All told, the OED includes 46 unique definitions of “walk.” Two particularly caught my imagination. First, walk as “an enclosure in which poultry or other birds are allowed to run freely” piqued my curiosity. Chickens are let out into a walk so they can run. I am not sure how a chicken walk is different from a run, “an enclosure for domestic animals or fowls to range or take exercise in.” Surely, “domestic animals or fowls” can walk in a run or run in a walk or walk in a walk or run in a run! Surely, “domestic animals or fowls” can walk in a run and run in a walk or walk in a walk or run in a run!
The second definition of “walk” which caught my fancy is an obsolete one: “to take air and exercise (on horseback).” The illustrative quotation from 1541 reads, “There be many men in the town and most of them gentlemen, which walk upon their horses, and here and there talk with those ladies.” (I “translated” the quotation into Modern English.) To our modern eyes, it looks like a circus act, perhaps, men walking on horses while talking to “those ladies.” (Bearded ladies, perchance?) One might also say, “I am going to take my horse out for a walk,” meaning not that the person intends to exercise the horse but that the person means to go for a ride on the horse.

LAGNIAPPE:
As I researched “walk” in the OED, I ran across (as opposed to walking across) a word, “walklet,” which not surprisingly means “a short walk.” The OED identifies “walklet” as a nonce-word, one coined for one occasion.
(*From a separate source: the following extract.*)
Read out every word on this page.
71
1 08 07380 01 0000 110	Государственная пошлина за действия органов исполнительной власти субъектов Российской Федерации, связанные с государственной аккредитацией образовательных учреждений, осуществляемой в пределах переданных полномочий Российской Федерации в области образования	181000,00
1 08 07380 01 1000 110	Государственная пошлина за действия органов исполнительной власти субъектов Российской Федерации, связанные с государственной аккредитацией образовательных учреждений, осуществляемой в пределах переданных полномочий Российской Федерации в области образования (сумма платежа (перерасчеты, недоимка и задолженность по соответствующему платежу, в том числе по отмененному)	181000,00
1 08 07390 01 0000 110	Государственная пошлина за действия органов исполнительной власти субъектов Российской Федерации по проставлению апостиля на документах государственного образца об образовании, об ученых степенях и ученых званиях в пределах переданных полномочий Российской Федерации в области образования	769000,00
The OED lists two usages of the word in print, one from 1832, the other from 1896, so the word got one extra use out of its “one occasion.” Curious, I Googled “walklet” to find in modern times, “Walklet” is a surname. It is also the brand name, Walklet, of a modular system which can be used as a temporary way to adapt public space, such as sidewalks, to make more efficient use of the space. Sadly, because I think it is a cute word, I could find no modern definition or usages of the word. It would be fun to say, “I am fixing to take a walklet to run an errand.”